Concerned about the ongoing Gulf dispute and the slowing growth of Qatar’s banks, credit agency Moody’s has downgraded its outlook for the country’s financial system.
Qatar’s banks now have a negative outlook, instead of a stable one.
This reflects “Moody’s expectation of how bank creditworthiness will evolve in Qatar over the next 12–18 months,” the agency said.
The news will likely put pressure on Qatar to seek a speedier resolution to the crisis with its neighbors, which is now in its third month.
The dispute with Saudi Arabia, the UAE, Egypt and Bahrain is currently at an impasse, with no side willing to make any concessions.

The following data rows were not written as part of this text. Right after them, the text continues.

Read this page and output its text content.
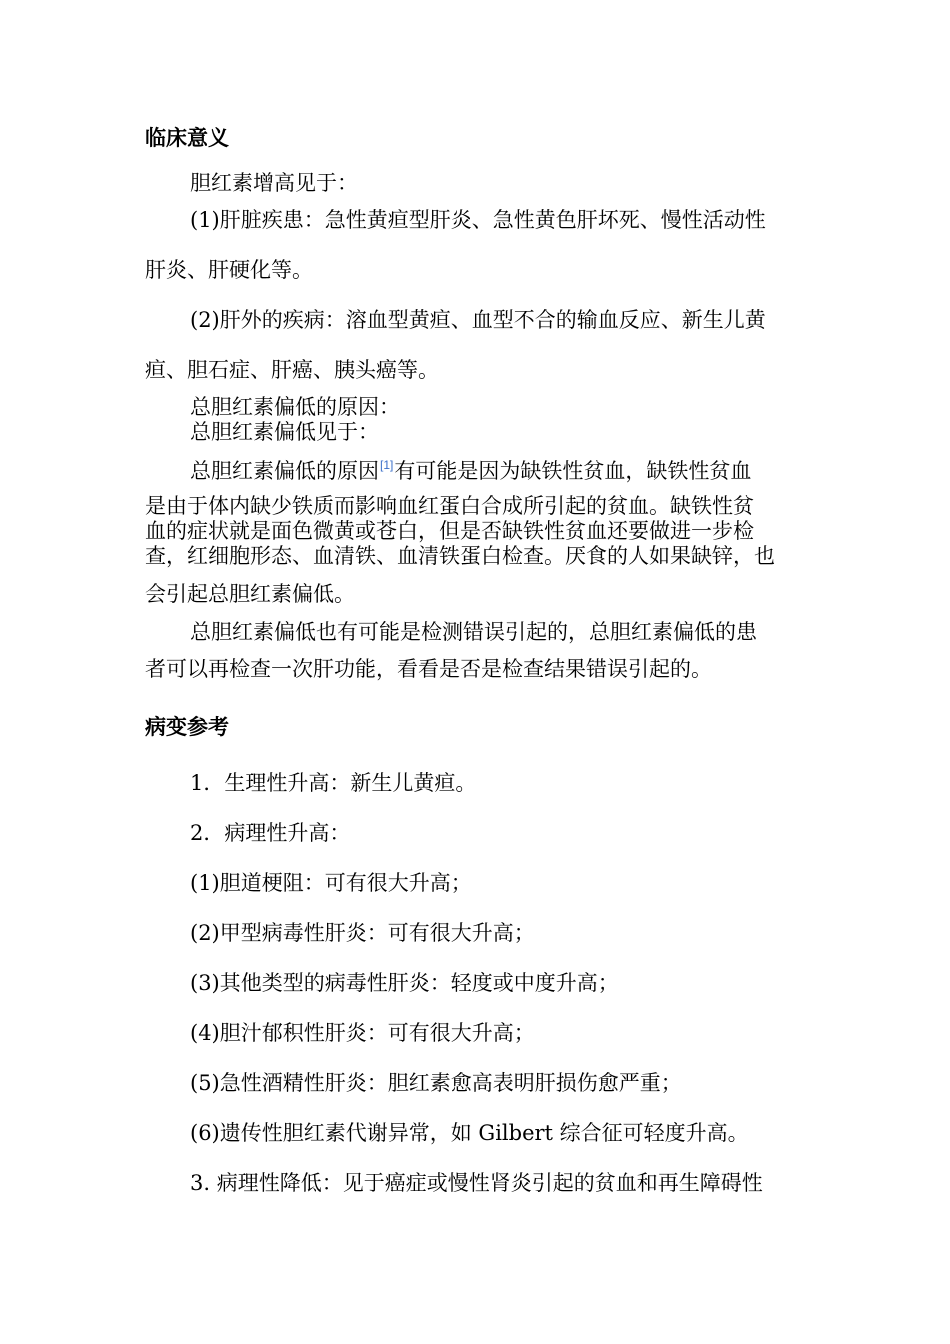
临床意义
胆红素增高见于：
(1)肝脏疾患：急性黄疸型肝炎、急性黄色肝坏死、慢性活动性
肝炎、肝硬化等。
(2)肝外的疾病：溶血型黄疸、血型不合的输血反应、新生儿黄
疸、胆石症、肝癌、胰头癌等。
总胆红素偏低的原因：
总胆红素偏低见于：
总胆红素偏低的原因[1]有可能是因为缺铁性贫血，缺铁性贫血
是由于体内缺少铁质而影响血红蛋白合成所引起的贫血。缺铁性贫
血的症状就是面色微黄或苍白，但是否缺铁性贫血还要做进一步检
查，红细胞形态、血清铁、血清铁蛋白检查。厌食的人如果缺锌，也
会引起总胆红素偏低。
总胆红素偏低也有可能是检测错误引起的，总胆红素偏低的患
者可以再检查一次肝功能，看看是否是检查结果错误引起的。
病变参考
1．生理性升高：新生儿黄疸。
2．病理性升高：
(1)胆道梗阻：可有很大升高；
(2)甲型病毒性肝炎：可有很大升高；
(3)其他类型的病毒性肝炎：轻度或中度升高；
(4)胆汁郁积性肝炎：可有很大升高；
(5)急性酒精性肝炎：胆红素愈高表明肝损伤愈严重；
(6)遗传性胆红素代谢异常，如 Gilbert 综合征可轻度升高。
3. 病理性降低：见于癌症或慢性肾炎引起的贫血和再生障碍性
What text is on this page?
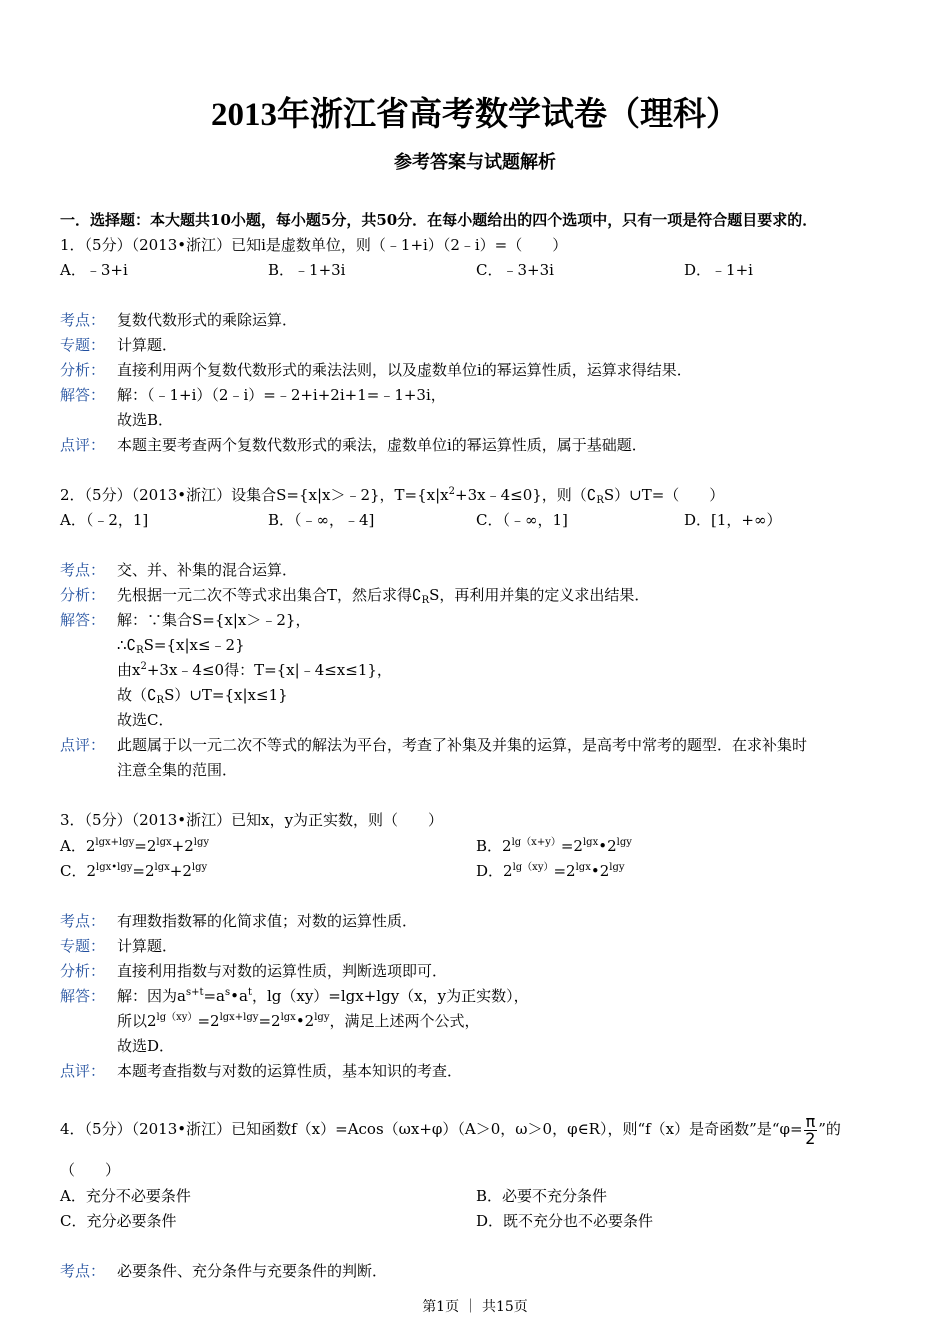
2013年浙江省高考数学试卷（理科）
参考答案与试题解析
一．选择题：本大题共10小题，每小题5分，共50分．在每小题给出的四个选项中，只有一项是符合题目要求的．
1．（5分）（2013•浙江）已知i是虚数单位，则（﹣1+i）（2﹣i）=（　　）
A．﹣3+i	B．﹣1+3i	C．﹣3+3i	D．﹣1+i
考点： 复数代数形式的乘除运算．
专题： 计算题．
分析： 直接利用两个复数代数形式的乘法法则，以及虚数单位i的幂运算性质，运算求得结果．
解答： 解：（﹣1+i）（2﹣i）=﹣2+i+2i+1=﹣1+3i，
故选B．
点评： 本题主要考查两个复数代数形式的乘法，虚数单位i的幂运算性质，属于基础题．
2．（5分）（2013•浙江）设集合S={x|x＞﹣2}，$T=\{x|x^2+3x﹣4\le 0\}$，则$(∁_RS)\cup T=$（　　）
A．（﹣2，1]	B．（﹣∞，﹣4]	C．（﹣∞，1]	D．[1，+∞）
考点： 交、并、补集的混合运算．
分析： 先根据一元二次不等式求出集合T，然后求得$∁_RS$，再利用并集的定义求出结果．
解答： 解：∵集合S={x|x＞﹣2}，
$\therefore∁_RS=\{x|x\le﹣2\}$
由$x^2+3x﹣4\le 0$得：T={x|﹣4≤x≤1}，
故$(∁_RS)\cup T=\{x|x\le 1\}$
故选C．
点评： 此题属于以一元二次不等式的解法为平台，考查了补集及并集的运算，是高考中常考的题型．在求补集时
注意全集的范围．
3．（5分）（2013•浙江）已知x，y为正实数，则（　　）
A．$2^{lgx+lgy}=2^{lgx}+2^{lgy}$	B．$2^{lg(x+y)}=2^{lgx}•2^{lgy}$
C．$2^{lgx•lgy}=2^{lgx}+2^{lgy}$	D．$2^{lg(xy)}=2^{lgx}•2^{lgy}$
考点： 有理数指数幂的化简求值；对数的运算性质．
专题： 计算题．
分析： 直接利用指数与对数的运算性质，判断选项即可．
解答： 解：因为$a^{s+t}=a^s•a^t$，lg（xy）=lgx+lgy（x，y为正实数），
所以$2^{lg(xy)}=2^{lgx+lgy}=2^{lgx}•2^{lgy}$，满足上述两个公式，
故选D．
点评： 本题考查指数与对数的运算性质，基本知识的考查．
4．（5分）（2013•浙江）已知函数f（x）=Acos（ωx+φ）（A＞0，ω＞0，φ∈R），则“f（x）是奇函数”是“$\varphi= \frac{\pi}{2}$ ”的
（　　）
A．充分不必要条件	B．必要不充分条件
C．充分必要条件	D．既不充分也不必要条件
考点： 必要条件、充分条件与充要条件的判断．
第1页 ｜ 共15页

According to Moody’s, Qatar’s bank profitability will only continue to decline if the crisis continues.
What’s going on
One of the biggest factors affecting the latest rating is investor sentiment.
Confidence in Qatar’s banks has dropped due to lower global oil prices and an overall economic slowdown, Moody’s said.
It forecasted Qatar’s GDP to be 2.4 percent this year, down significantly from the 13.3 percent rate seen during the blockbuster growth years of 2006–2014.
“However, (Qatar’s GDP) remains the highest in the GCC, driven by high levels of government spending in preparation for the FIFA World Cup in 2022,” Moody’s added.
Still, a prolonged dispute could hurt bank liquidity, which is already tight due to reduced energy revenues, it said.
Notably, Qatar’s banking sector isn’t the only one suffering from the Gulf dispute.
Earlier this week, a major lender warned that a prolonged boycott could hurt Dubai’s status as a regional financial hub.
This is because the dispute puts international banks in a difficult position, Standard Chartered CEO Bill Winters told Reuters.
“There is a risk of turning away from the UAE,” he added.
Working toward dialogue
As pressure builds to come to a resolution, both Kuwait and the US stepped up efforts to mediate the dispute.
This week, two American envoys have been sent to the region to speak to officials about opening up direct negotiations between Qatar and its neighbors.
Kuwait is also trying to hammer out “a set of measures” to help jumpstart dialogue between the nations, Gulf News reports.